Since Mr. Huebner's writing is almost as formidable as his appearance (he can be seen glowering on the book jacket's rear flap), much of his book is tough enough to override the ordinary. Besides, he makes deliberate use of the mundane quality of some of this story.

"He knew he was naïve and kind of a cliché," he writes of Sam, who has deliberately attended college for the same length of time that Bob Dylan did. Sam wanders around Greenwich Village looking for streets mentioned in songs. Eventually he meets a law enforcement officer who tells him to read Dostoevski if he wants to learn about life's lower depths.

Sam is "just another kid from somewhere else who wanted to be someone else." But "We Pierce" is wise and unabashed in describing his attempts to figure himself out. Sam writes a terrible sounding novel called "Barefoot in Hell" and submits it to an editor, who tells him, "Honestly, I'm working on a book, too," adding: "We're all working on books, man. In my opinion, it's a lot easier to get a drug habit than a publishing deal."

Sam does get the drug habit and loses touch with reality, even as his brother's battlefield experiences become increasingly surreal in their own way. There is a moment after battle when "the soldiers stood and stared as pilgrims at a forethought of apocalypse flashing before their eyes. They stood and listened to the stories from the blackened lips of the burned corpses in the cars."
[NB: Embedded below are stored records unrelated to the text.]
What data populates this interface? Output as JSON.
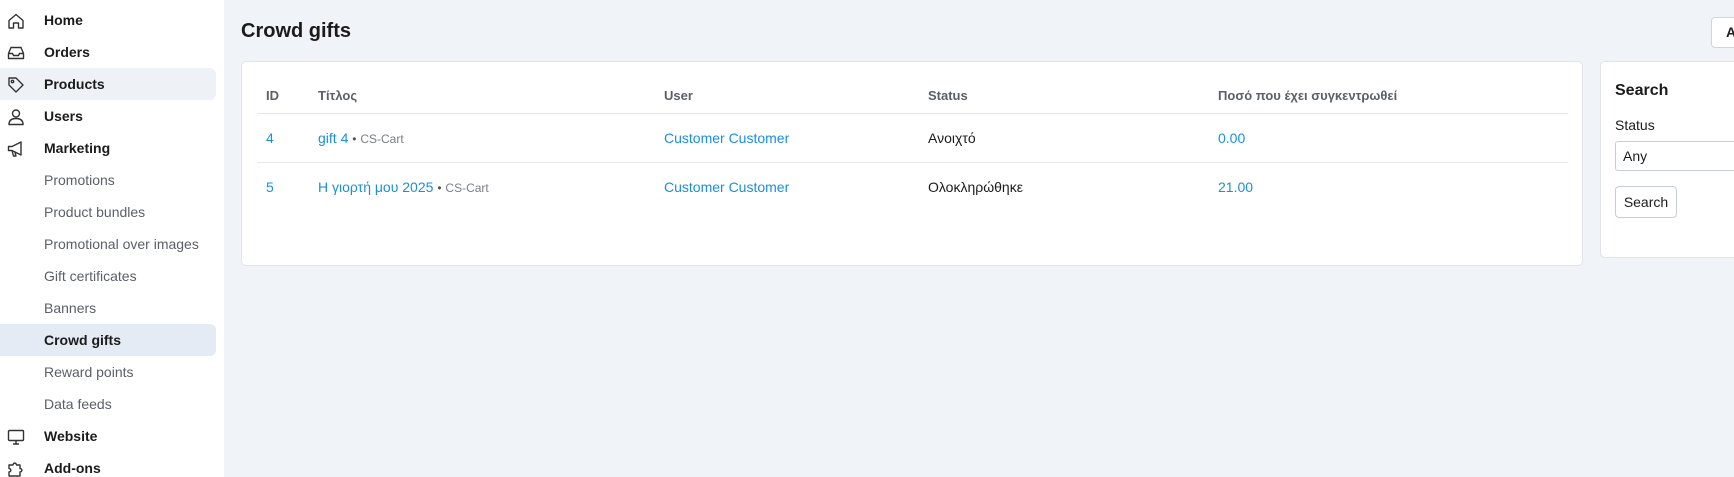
{
  "sidebar": {
    "items": [
      {
        "label": "Home",
        "icon": "home-icon"
      },
      {
        "label": "Orders",
        "icon": "inbox-icon"
      },
      {
        "label": "Products",
        "icon": "tag-icon"
      },
      {
        "label": "Users",
        "icon": "user-icon"
      },
      {
        "label": "Marketing",
        "icon": "megaphone-icon"
      },
      {
        "label": "Promotions"
      },
      {
        "label": "Product bundles"
      },
      {
        "label": "Promotional over images"
      },
      {
        "label": "Gift certificates"
      },
      {
        "label": "Banners"
      },
      {
        "label": "Crowd gifts"
      },
      {
        "label": "Reward points"
      },
      {
        "label": "Data feeds"
      },
      {
        "label": "Website",
        "icon": "monitor-icon"
      },
      {
        "label": "Add-ons",
        "icon": "puzzle-icon"
      }
    ]
  },
  "page": {
    "title": "Crowd gifts",
    "top_button_label": "A"
  },
  "table": {
    "columns": [
      "ID",
      "Τίτλος",
      "User",
      "Status",
      "Ποσό που έχει συγκεντρωθεί"
    ],
    "rows": [
      {
        "id": "4",
        "title": "gift 4",
        "separator": "•",
        "vendor": "CS-Cart",
        "user": "Customer Customer",
        "status": "Ανοιχτό",
        "amount": "0.00"
      },
      {
        "id": "5",
        "title": "Η γιορτή μου 2025",
        "separator": "•",
        "vendor": "CS-Cart",
        "user": "Customer Customer",
        "status": "Ολοκληρώθηκε",
        "amount": "21.00"
      }
    ]
  },
  "search": {
    "title": "Search",
    "status_label": "Status",
    "status_value": "Any",
    "button_label": "Search"
  },
  "colors": {
    "link": "#1a8fe0",
    "active_bg": "#e4ebf4",
    "page_bg": "#f0f3f8"
  }
}
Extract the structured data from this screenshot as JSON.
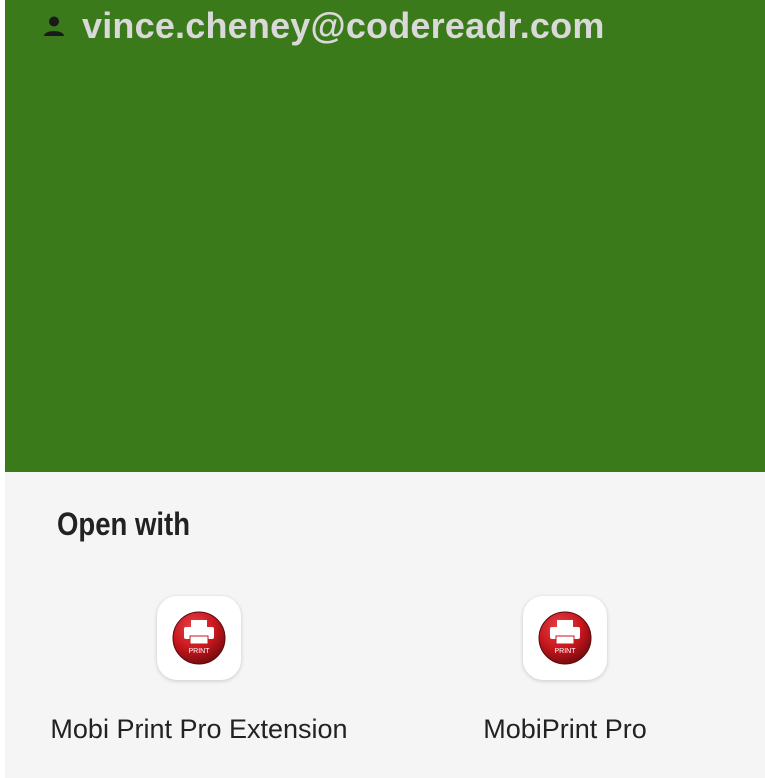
{
  "account": {
    "email": "vince.cheney@codereadr.com",
    "icon": "person-icon"
  },
  "colors": {
    "header_green": "#3b7a1a",
    "sheet_bg": "#f5f5f5",
    "print_red": "#c8161d"
  },
  "sheet": {
    "title": "Open with",
    "apps": [
      {
        "label": "Mobi Print Pro Extension",
        "icon": "print-app-icon",
        "icon_text": "PRINT"
      },
      {
        "label": "MobiPrint Pro",
        "icon": "print-app-icon",
        "icon_text": "PRINT"
      }
    ]
  }
}
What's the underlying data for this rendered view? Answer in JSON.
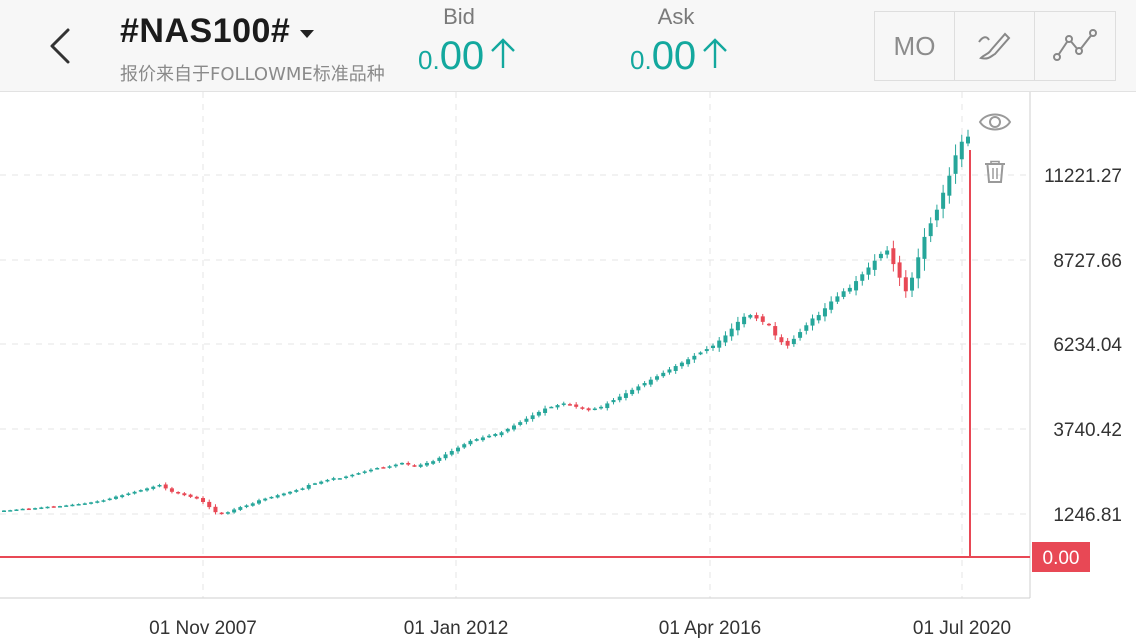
{
  "header": {
    "symbol": "#NAS100#",
    "subtitle": "报价来自于FOLLOWME标准品种",
    "bid": {
      "label": "Bid",
      "prefix": "0.",
      "value": "00",
      "direction": "up"
    },
    "ask": {
      "label": "Ask",
      "prefix": "0.",
      "value": "00",
      "direction": "up"
    },
    "tools": [
      {
        "label": "MO"
      },
      {
        "icon": "brush-icon"
      },
      {
        "icon": "line-tool-icon"
      }
    ]
  },
  "colors": {
    "up": "#26a69a",
    "down": "#e84855",
    "accent": "#13a89e",
    "price_line": "#e84855"
  },
  "chart_data": {
    "type": "candlestick",
    "y_ticks": [
      "11221.27",
      "8727.66",
      "6234.04",
      "3740.42",
      "1246.81"
    ],
    "x_ticks": [
      "01 Nov 2007",
      "01 Jan 2012",
      "01 Apr 2016",
      "01 Jul 2020"
    ],
    "current_price_label": "0.00",
    "grid": true,
    "series_closes": [
      1350,
      1360,
      1380,
      1400,
      1390,
      1420,
      1440,
      1460,
      1450,
      1480,
      1500,
      1520,
      1540,
      1560,
      1590,
      1620,
      1650,
      1700,
      1760,
      1800,
      1850,
      1900,
      1950,
      2000,
      2050,
      2100,
      2000,
      1900,
      1850,
      1800,
      1750,
      1700,
      1600,
      1450,
      1300,
      1250,
      1300,
      1380,
      1450,
      1500,
      1560,
      1650,
      1700,
      1750,
      1800,
      1850,
      1900,
      1950,
      2000,
      2100,
      2150,
      2200,
      2250,
      2300,
      2300,
      2350,
      2400,
      2450,
      2500,
      2550,
      2600,
      2620,
      2650,
      2700,
      2750,
      2700,
      2650,
      2700,
      2750,
      2800,
      2900,
      3000,
      3100,
      3200,
      3300,
      3400,
      3450,
      3500,
      3550,
      3600,
      3650,
      3750,
      3850,
      3950,
      4050,
      4150,
      4250,
      4350,
      4400,
      4450,
      4500,
      4450,
      4400,
      4350,
      4300,
      4350,
      4400,
      4500,
      4600,
      4700,
      4800,
      4900,
      5000,
      5100,
      5200,
      5300,
      5400,
      5500,
      5600,
      5700,
      5800,
      5900,
      6000,
      6100,
      6200,
      6350,
      6500,
      6700,
      6900,
      7050,
      7100,
      7000,
      6900,
      6800,
      6500,
      6300,
      6200,
      6400,
      6600,
      6800,
      7000,
      7100,
      7300,
      7500,
      7650,
      7800,
      7900,
      8100,
      8300,
      8500,
      8700,
      8900,
      9000,
      8600,
      8200,
      7800,
      8200,
      8800,
      9400,
      9800,
      10200,
      10700,
      11200,
      11800,
      12200,
      12350
    ]
  }
}
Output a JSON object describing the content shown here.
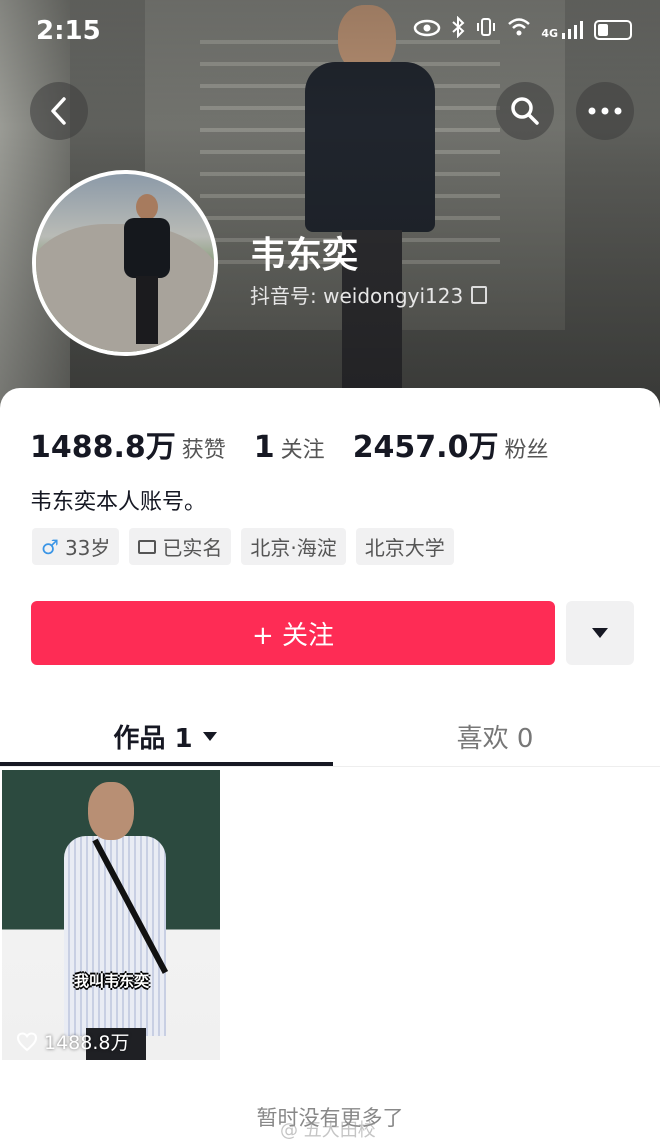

Mr. Huebner clearly risks sounding specious in linking such searing imagery to the New York literary-narcotic demimonde. And he hardly treads new ground in giving the brothers a sad set of parents to explain their sense of being adrift. But he is often capable of a terse, angry eloquence that unifies the book's divergent threads. "My beautiful young wife, I hit her," their hard-drinking father confesses to Sam, whose mother disappeared from his life so early that her children never knew her first name. "Everything is not contained in one moment, son. But sometimes you have to pay for it like it is."